Writing on his blog Cultural Noise, Paul Murray notes descriptions offered for courses Dembski teaches at the North Carolina-based Southern Evangelical Seminary. (Dembski is listed as a non-resident faculty member there. He is a full-time faculty member at Southwestern Baptist Theological Seminary in Fort Worth.) The courses on “Intelligent Design” (creationism dressed up in a lab coat) have some interesting requirements:
– One course requires “a 3,000-word essay on the theological significance of intelligent design (worth 30% of your grade).”
– The same course also requires students to “develop a Sunday-school lesson plan based on the book Understanding Intelligent Design (worth 20% of your grade).”
– At least two courses require students to make “at least 10 posts defending ID” on “hostile” Web sites (worth 20 percent of the students’ grades).
So a significant requirement to pass Dembski’s classes is to engage in a propaganda campaign to “prove” that “intelligent design” is based in science and not religion. Never mind that Dembski’s classes themselves prove that this propaganda campaign is simply a lie.
These are courses in Christian apologetics, a term which means the philosophical defense of a religious viewpoint. Here is perhaps the most blatant admission you will ever see (by one of the preeminent “scientific” thinkers on ID) that Intelligent Design is, in fact, a religious concept and NOT a scientific one. Why else would it be taught in a class on apologetics? Why are there no other courses in apologetics that have an (allegedly) scientific idea as the core concept of the course?

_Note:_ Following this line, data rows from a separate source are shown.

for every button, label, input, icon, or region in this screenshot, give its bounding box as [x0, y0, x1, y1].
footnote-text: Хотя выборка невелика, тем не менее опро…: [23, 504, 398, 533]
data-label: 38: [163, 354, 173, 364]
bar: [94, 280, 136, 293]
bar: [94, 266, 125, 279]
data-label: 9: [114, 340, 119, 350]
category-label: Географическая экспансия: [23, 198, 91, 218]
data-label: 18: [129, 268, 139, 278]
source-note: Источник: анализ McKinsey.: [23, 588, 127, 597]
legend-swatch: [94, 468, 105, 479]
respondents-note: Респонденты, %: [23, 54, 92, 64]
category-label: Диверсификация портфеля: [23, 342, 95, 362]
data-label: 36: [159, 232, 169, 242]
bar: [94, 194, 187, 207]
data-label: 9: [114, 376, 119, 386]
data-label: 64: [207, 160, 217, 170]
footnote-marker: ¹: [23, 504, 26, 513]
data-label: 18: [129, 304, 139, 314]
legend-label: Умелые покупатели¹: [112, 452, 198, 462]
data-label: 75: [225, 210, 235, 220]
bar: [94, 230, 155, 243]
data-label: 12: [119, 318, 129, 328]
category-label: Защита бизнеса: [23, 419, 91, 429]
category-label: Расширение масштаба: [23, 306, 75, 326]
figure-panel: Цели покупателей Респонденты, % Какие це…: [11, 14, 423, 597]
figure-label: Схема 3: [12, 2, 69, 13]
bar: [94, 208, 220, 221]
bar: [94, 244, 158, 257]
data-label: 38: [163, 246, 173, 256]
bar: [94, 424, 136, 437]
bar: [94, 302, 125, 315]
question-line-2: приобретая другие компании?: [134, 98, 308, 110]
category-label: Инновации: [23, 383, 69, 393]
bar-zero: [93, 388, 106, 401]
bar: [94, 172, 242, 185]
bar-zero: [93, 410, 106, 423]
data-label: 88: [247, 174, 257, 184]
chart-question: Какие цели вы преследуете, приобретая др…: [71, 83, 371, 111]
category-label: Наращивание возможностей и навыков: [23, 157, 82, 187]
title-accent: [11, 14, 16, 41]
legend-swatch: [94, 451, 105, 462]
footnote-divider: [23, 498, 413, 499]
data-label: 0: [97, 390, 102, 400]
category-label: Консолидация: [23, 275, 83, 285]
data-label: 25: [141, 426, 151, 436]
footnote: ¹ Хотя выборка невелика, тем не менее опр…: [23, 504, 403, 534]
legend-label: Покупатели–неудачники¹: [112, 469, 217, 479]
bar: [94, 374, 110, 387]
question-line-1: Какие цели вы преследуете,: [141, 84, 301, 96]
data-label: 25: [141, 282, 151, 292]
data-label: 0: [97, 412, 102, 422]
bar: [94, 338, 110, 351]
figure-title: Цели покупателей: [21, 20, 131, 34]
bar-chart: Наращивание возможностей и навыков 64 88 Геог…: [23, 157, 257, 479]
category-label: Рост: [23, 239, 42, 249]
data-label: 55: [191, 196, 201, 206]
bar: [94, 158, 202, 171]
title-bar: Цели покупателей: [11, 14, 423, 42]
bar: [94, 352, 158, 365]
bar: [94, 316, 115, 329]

We say it again: everyone has the right to his or her own religious beliefs about creation and any other topic, and Texas Freedom Network will continue to defend the right of all people to practice their faith as they see fit. But public schools have no business deciding whose religious beliefs to teach in science classrooms. Dembski and his fellow travelers don’t agree. They want to use public schools as tools to promote their religious beliefs over those of everyone else. TFN will continue to stand firmly against that.